مرکز منطقه ای اطلاع رساني علوم و فناوري - Optimizing Statistical Information Extraction Programs over Evolving Text

Abstract :

Statistical information extraction (IE) programs are increasingly used to build real-world IE systems such as Alibaba, CiteSeer, Kylin, and YAGO. Current statistical IE approaches consider the text corpora underlying the extraction program to be static. However, many real-world text corpora are dynamic (documents are inserted, modified, and removed). As the corpus evolves, and IE programs must be applied repeatedly to consecutive corpus snapshots to keep extracted information up to date. Applying IE from scratch to each snapshot may be inefficient: a pair of consecutive snapshots may change very little, but unaware of this, the program must run again from scratch.

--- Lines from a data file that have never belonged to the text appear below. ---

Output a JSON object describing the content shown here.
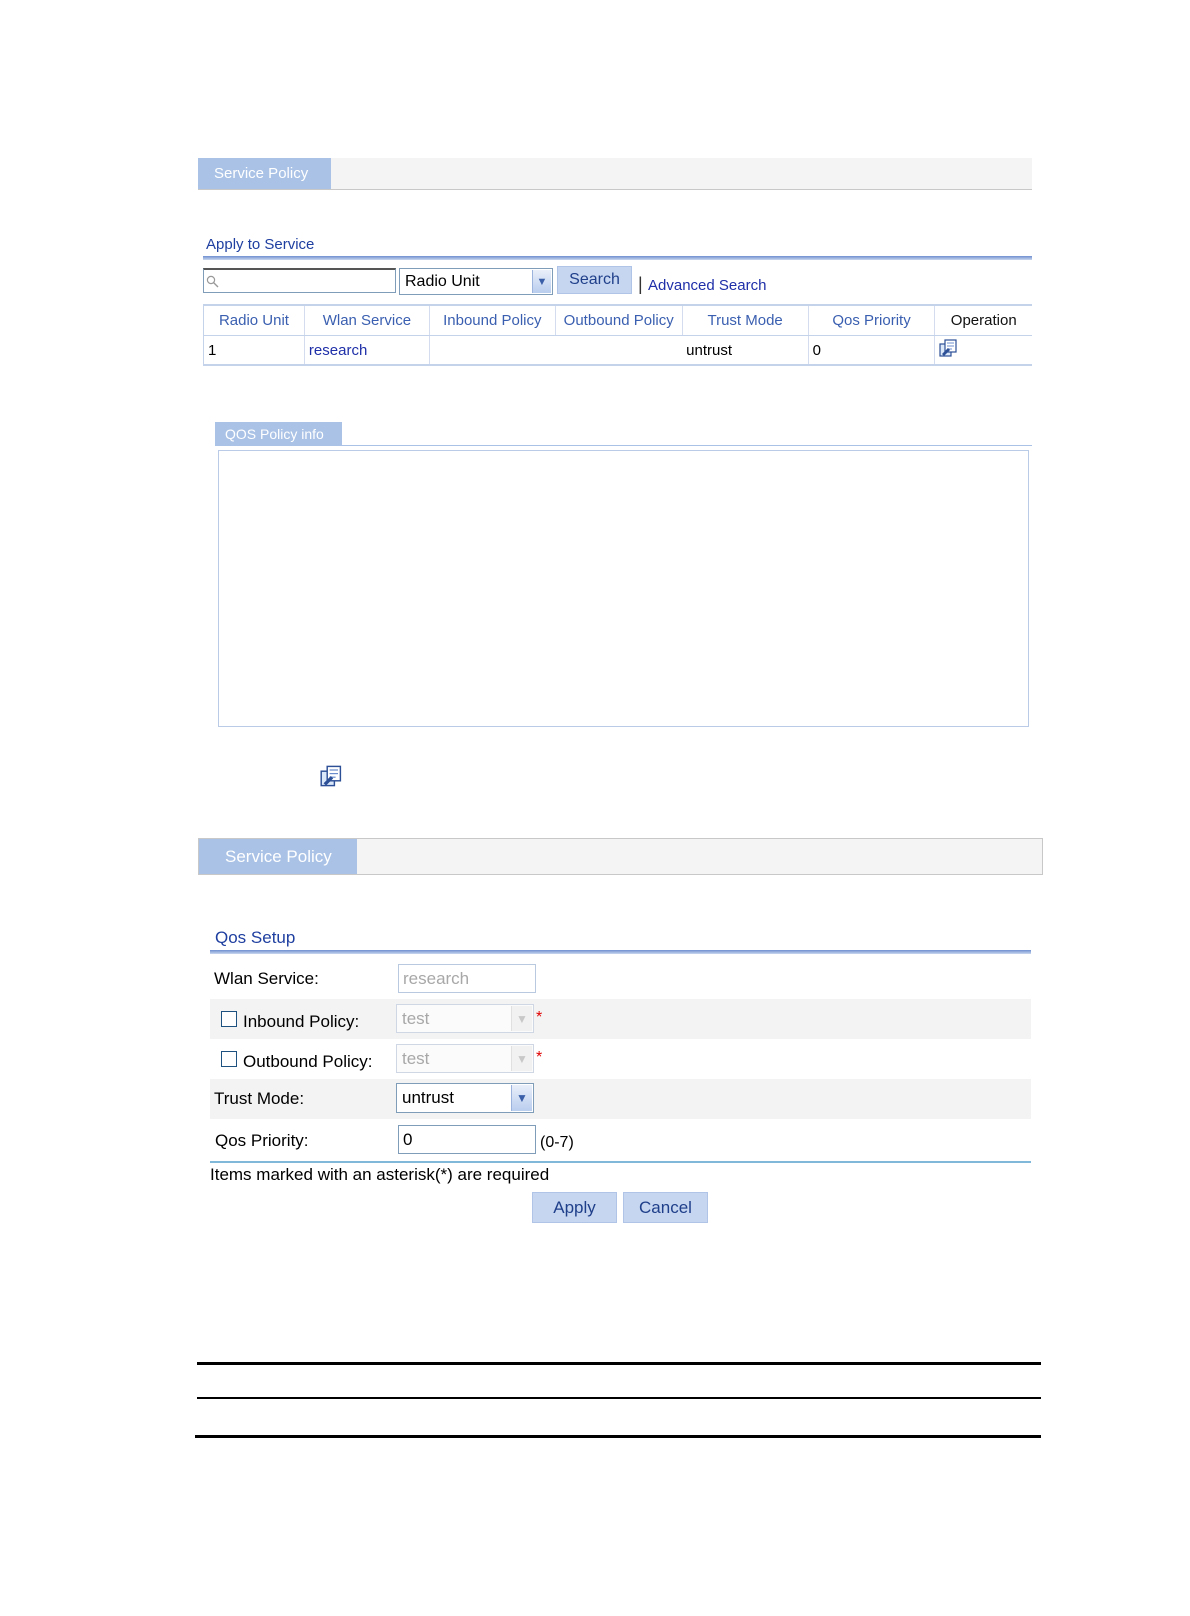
{
  "top": {
    "tab_label": "Service Policy",
    "section_title": "Apply to Service",
    "search": {
      "placeholder": "",
      "field_select": "Radio Unit",
      "search_button": "Search",
      "separator": "|",
      "advanced_search": "Advanced Search"
    },
    "table": {
      "columns": [
        "Radio Unit",
        "Wlan Service",
        "Inbound Policy",
        "Outbound Policy",
        "Trust Mode",
        "Qos Priority",
        "Operation"
      ],
      "rows": [
        {
          "radio_unit": "1",
          "wlan_service": "research",
          "inbound_policy": "",
          "outbound_policy": "",
          "trust_mode": "untrust",
          "qos_priority": "0",
          "operation_icon": "edit-icon"
        }
      ]
    },
    "info_tab_label": "QOS Policy info"
  },
  "bottom": {
    "tab_label": "Service Policy",
    "section_title": "Qos Setup",
    "form": {
      "wlan_service_label": "Wlan Service:",
      "wlan_service_value": "research",
      "inbound_label": "Inbound Policy:",
      "inbound_value": "test",
      "outbound_label": "Outbound Policy:",
      "outbound_value": "test",
      "required_mark": "*",
      "trust_mode_label": "Trust Mode:",
      "trust_mode_value": "untrust",
      "qos_priority_label": "Qos Priority:",
      "qos_priority_value": "0",
      "qos_priority_range": "(0-7)"
    },
    "note": "Items marked with an asterisk(*) are required",
    "apply_button": "Apply",
    "cancel_button": "Cancel"
  },
  "icons": {
    "operation": "edit-icon",
    "search": "search-icon",
    "dropdown": "chevron-down-icon"
  },
  "colors": {
    "tab_bg": "#a9c2e6",
    "link": "#1f2fa8",
    "header_text": "#3a5fb0",
    "required": "#e00000"
  }
}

In this paper, we present CRFlex, a system that efficiently executes such repeated statistical IE, by recycling previous IE results to enable incremental update. As the first step, CRFlex focuses on statistical IE programs which use a leading statistical model, Conditional Random Fields (CRFs). We show how to model properties of the CRF inference algorithms for incremental update and how to exploit them to correctly recycle previous inference results. Then we show how to efficiently capture and store intermediate results of IE programs for subsequent recycling. We find that there is a tradeoff between the I/O cost spent on reading and writing intermediate results, and CPU cost we can save from recycling those intermediate results. Therefore we present a cost-based solution to determine the most efficient recycling approach for any given CRF-based IE program and an evolving corpus. We conduct extensive experiments with CRF-based IE programs for 3 IE tasks over a real-world data set to demonstrate the utility of our approach.